The reports conclude that politicians are alarmed, but have not taken any action (yet), saying:

The lack of change in terms of excessive overtime and the other findings from our investigations indicate: Shein will only assume more social responsibility when subjected to external pressure. Would an IPO force the throwaway fashion company to become more sustainable? Hardly. The recent billion-dollar investments show that there are still enough backers who see Shein’s business model providing a profit opportunity and who don’t consider greenwashing as an investment risk.
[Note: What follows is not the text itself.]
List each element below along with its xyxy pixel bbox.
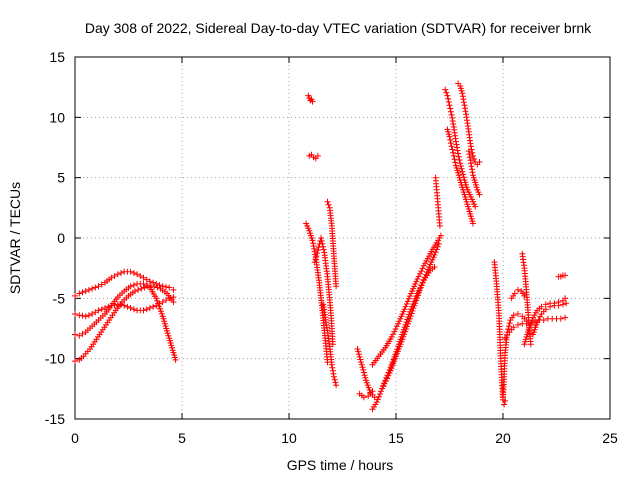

However, parliaments and governments have available the most effective lever for remedying the grievances highlighted above. At the time of our pioneering investigation in 2021, Shein was still a fairly new and very bright star in this sector. Three years down the line, politicians can no longer ignore the problems caused by this group – also because Temu has now followed in Shein's online footsteps, offering an even wider range of low-cost goods. In actual fact, various initiatives introduced in France, the EU, the United States and also Switzerland reflect the alarm felt by legislators. But do they also have the courage to finally put fast-fashion companies in their place? And not just by passing a weak “Lex Shein” to keep the low-cost competitor from China at bay to protect the fashion industry, which is under pressure, but by taking effective action. Because what we need is a fashion industry where no one has to sew clothes 12 hours a day anymore – clothes that are first flown around the world and then end up in the bin, having hardly been worn.

[Edit typo.]

avidamoeba ,
@avidamoeba@lemmy.ca avatar

If the labor abuse stops Shein becomes impossible. Unfortunately there's money in allowing it.